And there is so much more to Exile – but I think I’ll just leave it behind with some final thoughts.
• Israel’s heart? They never gave it fully to God – until after Exile.
• And God’s prophets, though their words may be tough, should be heeded.
• Israel, and their defeat and Exile, were never the goal of Babylon.
• And I think that it’s far better to give in to God’s discipline than fight it.
God still send us prophets of a sort – friends, teachers, bloggers, to keep us close or call us back.
If I learn from Israel’s Exile then I run to friends who have a godly word of caution – not away.
And those times in my life when I’m not “hearing” from God, I have to ask what it is that’s preventing it.

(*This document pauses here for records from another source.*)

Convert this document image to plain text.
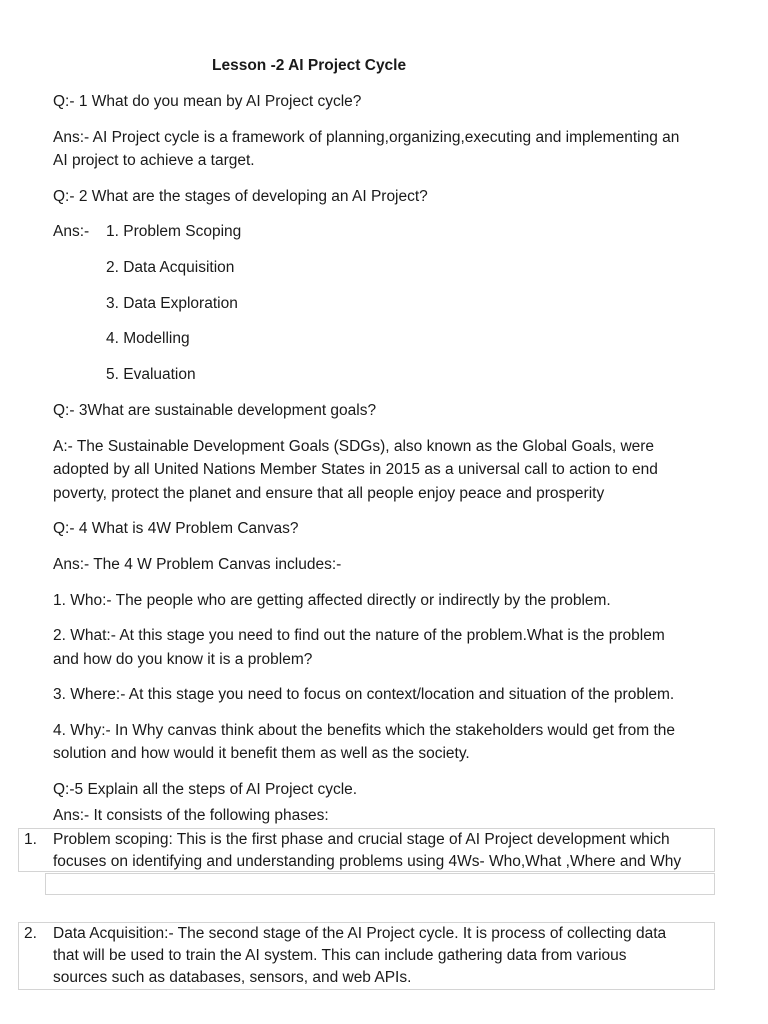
Lesson -2 AI Project Cycle
Q:- 1 What do you mean by AI Project cycle?
Ans:- AI Project cycle is a framework of planning,organizing,executing and implementing an
AI project to achieve a target.
Q:- 2 What are the stages of developing an AI Project?
Ans:- 1. Problem Scoping
2. Data Acquisition
3. Data Exploration
4. Modelling
5. Evaluation
Q:- 3What are sustainable development goals?
A:- The Sustainable Development Goals (SDGs), also known as the Global Goals, were
adopted by all United Nations Member States in 2015 as a universal call to action to end
poverty, protect the planet and ensure that all people enjoy peace and prosperity
Q:- 4 What is 4W Problem Canvas?
Ans:- The 4 W Problem Canvas includes:-
1. Who:- The people who are getting affected directly or indirectly by the problem.
2. What:- At this stage you need to find out the nature of the problem.What is the problem
and how do you know it is a problem?
3. Where:- At this stage you need to focus on context/location and situation of the problem.
4. Why:- In Why canvas think about the benefits which the stakeholders would get from the
solution and how would it benefit them as well as the society.
Q:-5 Explain all the steps of AI Project cycle.
Ans:- It consists of the following phases:
1. Problem scoping: This is the first phase and crucial stage of AI Project development which
focuses on identifying and understanding problems using 4Ws- Who,What ,Where and Why
2. Data Acquisition:- The second stage of the AI Project cycle. It is process of collecting data
that will be used to train the AI system. This can include gathering data from various
sources such as databases, sensors, and web APIs.
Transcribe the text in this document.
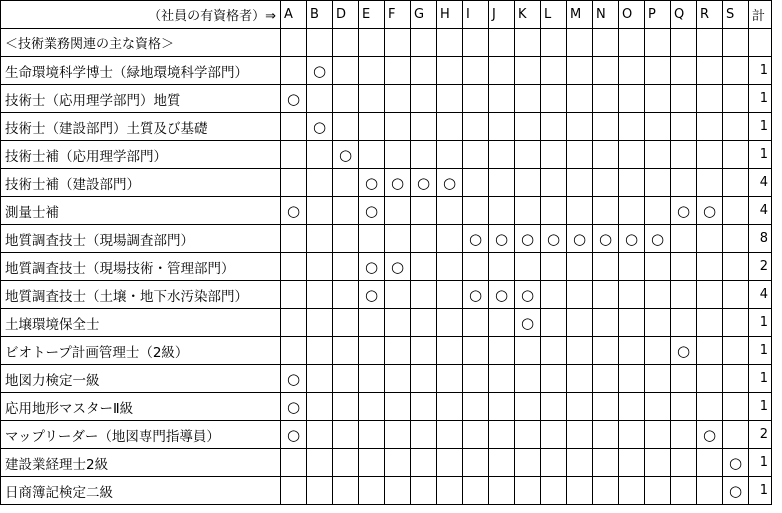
（社員の有資格者）⇒	A	B	D	E	F	G	H	I	J	K	L	M	N	O	P	Q	R	S	計
＜技術業務関連の主な資格＞																			
生命環境科学博士（緑地環境科学部門）		○																	1
技術士（応用理学部門）地質	○																		1
技術士（建設部門）土質及び基礎		○																	1
技術士補（応用理学部門）			○																1
技術士補（建設部門）				○	○	○	○												4
測量士補	○			○												○	○		4
地質調査技士（現場調査部門）								○	○	○	○	○	○	○	○				8
地質調査技士（現場技術・管理部門）				○	○														2
地質調査技士（土壌・地下水汚染部門）				○				○	○	○									4
土壌環境保全士										○									1
ビオトープ計画管理士（2級）																○			1
地図力検定一級	○																		1
応用地形マスターⅡ級	○																		1
マップリーダー（地図専門指導員）	○																○		2
建設業経理士2級																		○	1
日商簿記検定二級																		○	1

It’s always me – never Him. He always speaks. I either don’t – or won’t listen.
And Babylon never planned to destroy Israel. They had their eyes set on Egypt. Israel, by this time, was a tiny country along the route. It was hardly worth the bother. On the way to Egypt, other small nations yielded to a force they knew they couldn’t beat. They kept their land, and paid tribute taxes to Babylon – until 100 years later, when Babylon would give way to Persia.
But Israel? They felt sure of the protection of God which was only promised to them only if they were faithful.
They were not faithful…
and they were not protected…
and Babylon, who wanted to just drive by Israel…
was forced by Israel…
…to destroy Israel.
Pride – to fall – to destruction.
And a little known fact, or known and forgotten; there were actually two deportations to Babylon for Israel. The first, for the ones who surrendered early without a prolonged fight, wasn’t so bad. The second, faced by a proud group who would not give into the discipline, was a bloody, ugly mess – and for most there would be no return or restoration from Exile – just death.
So I need always be wary of attempting to find a way,
on my own power, and my own terms,
to wriggle out of trouble that has all the signs of God’s discipline.
And if I learn from Israel’s Exile then I give God my full heart.
I think Our Lord must have meant it when he said:
I know your deeds, that they are neither hot nor cold. I wish you were either one or the other! So, because you are lukewarm – neither hot nor cold – I am about to spit you out of my mouth. (Rev 3:15,16)
There were so many half-hearted turns for Israel.
Only a whole heart will do.
By the time of Exile…
Israel had all but deserted God…
and in a master stroke of Divine paradox…
he would desert them…
for a while…
in order to prove he would never desert them.